Le temps existe-t-il sauf dans les horloges ? Nous acceptons tant de choses ; l’obéissance nous a été tellement instillée, qu’il semble naturel d’accepter ce que l’on dit. Mais existe-t-il un temps à l’exception des nombreux hiers ? Le temps est-il une continuité en tant qu’hier, aujourd’hui et demain et sans passé le temps existe-t-il ? Qu’est-ce qui donne une continuité aux milliers d’hiers ?

Une cause engendre son effet, et l’effet à son tour devient une cause ; il n’y a là aucune séparation, c’est un seul mouvement. Ce mouvement, nous l’appelons le temps, et c’est avec ce mouvement que nos yeux et notre cœur voient tout. Nous voyons avec les yeux du temps, nous traduisons le présent en termes du passé, et c’est cette interprétation qui rencontre le demain. Telle est la chaîne du temps.

La pensée, prisonnière de ce processus, pose la question : « Qu’est-ce que le temps ? » Cette quête elle-même appartient aux rouages du temps. Elle n’a donc aucun sens, car la pensée est le temps. Hier a produit de la pensée de sorte que celle-ci divise l’espace en hier, aujourd’hui et demain. Ou encore, il dit : « Il n’y a que le présent », oubliant que le présent lui-même est produit par « hier ».

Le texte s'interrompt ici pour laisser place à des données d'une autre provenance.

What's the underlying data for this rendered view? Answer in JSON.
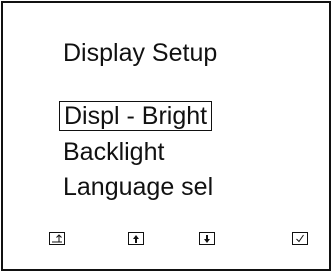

Notre conscience est faite de cette chaîne du temps, et de l’intérieur de ses limites, nous demandons : « Qu’est-ce que le temps ? Et si le temps n’existe pas, qu’advient-il du hier ? » De telles questions sont dans la sphère du temps et il n’y a pas de réponse a une question sur le temps, posée par la pensée.

Ou bien, n’y a-t-il ni demain ni hier, mais seulement le maintenant ? Cette question n’est pas posée par la pensée. Elle est posée lorsqu’est vue la nature et la structure du temps, mais avec les yeux de la pensée.

Y a-t-il en toute réalité un demain ? Il y en a un, bien sûr, si je dois prendre un train ; mais intérieurement y a-t-il un demain de douleur et de plaisir, ou de réussite ? Ou n’y a-t-il qu’un maintenant sans lien avec hier ? Le temps ne s’arrête que lorsque s’arrête la pensée. C’est au moment de l’arrêt qu’est le maintenant.

Ce maintenant n’est pas une idée, c’est un fait réel, mais seulement lorsqu’a pris fin tout le mécanisme de la pensée. La sensation du maintenant est totalement différente du mot, lequel appartient au temps. Ne nous laissons pas prendre par les mots hier, aujourd’hui et demain. La réalisation du maintenant n’existe que dans un état de liberté et la liberté n’est pas le développement de la pensée.

La question se pose alors : « Quelle est l’action du maintenant ? » Nous ne connaissons, en fait d’action, que celle qui est fonction du temps et de la mémoire, et de l’intervalle entre hier et le présent. Dans l’espace de cet intervalle, naissent toutes les confusions et tous les conflits. Ce que nous demandons en réalité est : s’il n’y a absolument aucun intervalle, qu’est-ce que l’action ? La conscience consciente dit : « J’ai fait telle chose spontanément », mais en fait, c’est inexact ; la spontanéité n’existe pas, car la conscience est conditionnée. Seul est actuel le fait. L’actuel est le maintenant, et la pensée incapable de le rencontrer, crée des images à son sujet. L’intervalle entre l’image et ce qui est, est la détresse que la pensée a créée.

Voir ce qui est, sans le hier, est le maintenant. Le maintenant est le silence du passé.